A Viable System, by contrast, is one that can constantly adapt to its changing environment, and even its changing self. It is an autonomous system, made up of recursive sub-systems which are themselves viable. It’s a system which obeys certain cybernetic principles, which embodies certain abstract tendencies and capacities.

The human body is a Viable System. In fact, most complex biological systems are. A Firm is (in it’s ideal form) a Viable System, even if most firms in the world today are not. The same goes for States, Unions, Clubs, Communities, any social formation we can name, we can look at it through the lens of Beer’s VSM and discover something about the cybernetics of that formation. In his writing, Beer makes explicit the point that the same abstract model of a system can map onto many different concrete systems.

This is where the concept overlaps with Assemblage Theory, both are made up of recursive collections of components where the whole is not reducible to its parts, nor are the parts reducible to the whole. Assemblage Theory is much more general, seeking to build a theory of assembled agency at multiple scales, and without reference to the particular structure of each assemblage, but I find it remarkable that so much of these contemporary concepts is already present in Beer’s writing on cybernetics.

In studying a given System/Assemblage (such as a Firm or a Community), we might discover that a given system is already functioning in a way that closely resembles the abstract information flows and dynamics of the VSM, or we might find that this particular social assemblage is deficient in some way, hobbling along without some essential function (such as System Three-Star in Beer’s terminology, the capacity for spontaneous self-audits). That capacity would remain virtual, until someone in the organisation would point out the flaw and make the change (or be ejected for defying the dominant code of the organisation).

Or we might discover that the system is not Viable in the slightest. Its Diagram is entirely different. It operates by an entirely different abstract logic, a different schema. Perhaps its Diagram more closely resembles that belonging to a wave on the ocean, heading to shore, cresting, and about to collapse.

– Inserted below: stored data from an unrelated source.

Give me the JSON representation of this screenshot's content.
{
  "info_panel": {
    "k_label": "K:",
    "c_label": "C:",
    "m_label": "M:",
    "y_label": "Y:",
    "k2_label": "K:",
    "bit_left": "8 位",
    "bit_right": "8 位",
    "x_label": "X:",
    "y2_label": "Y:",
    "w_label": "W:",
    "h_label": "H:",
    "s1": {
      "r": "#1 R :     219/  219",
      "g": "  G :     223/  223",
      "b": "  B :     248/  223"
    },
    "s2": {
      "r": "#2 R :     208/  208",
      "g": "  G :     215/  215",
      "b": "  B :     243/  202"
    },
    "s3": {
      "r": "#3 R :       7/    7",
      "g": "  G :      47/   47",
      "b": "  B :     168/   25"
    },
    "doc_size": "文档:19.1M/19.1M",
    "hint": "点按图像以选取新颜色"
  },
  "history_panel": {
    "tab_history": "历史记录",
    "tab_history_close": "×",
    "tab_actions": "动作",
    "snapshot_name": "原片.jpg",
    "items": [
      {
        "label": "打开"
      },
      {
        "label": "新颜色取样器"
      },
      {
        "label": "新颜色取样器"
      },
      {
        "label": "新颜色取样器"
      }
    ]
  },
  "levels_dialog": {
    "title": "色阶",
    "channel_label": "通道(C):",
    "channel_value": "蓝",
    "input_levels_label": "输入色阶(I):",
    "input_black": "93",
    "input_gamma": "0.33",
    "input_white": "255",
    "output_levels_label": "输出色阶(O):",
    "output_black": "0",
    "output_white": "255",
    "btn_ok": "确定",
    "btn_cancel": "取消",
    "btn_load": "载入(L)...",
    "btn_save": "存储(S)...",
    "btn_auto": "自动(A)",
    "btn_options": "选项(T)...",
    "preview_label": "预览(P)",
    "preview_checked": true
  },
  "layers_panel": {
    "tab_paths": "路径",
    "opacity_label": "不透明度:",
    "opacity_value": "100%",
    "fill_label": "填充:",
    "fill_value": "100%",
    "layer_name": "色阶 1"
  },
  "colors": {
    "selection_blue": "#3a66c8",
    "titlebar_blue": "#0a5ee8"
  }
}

I’m starting to think there might be potential in fusing Beer’s Organisational Cybernetics with the Deleuzian current of thought that has been developed over the past few decades. The notion of “Viable Systems” can probably be expanded greatly by re-framing in the context of Assemblage, and perhaps Beer’s Cybernetic Ontology can help save the Deleuzian current from the dour anti-praxis that’s so common in the Accelerationist sphere of thought.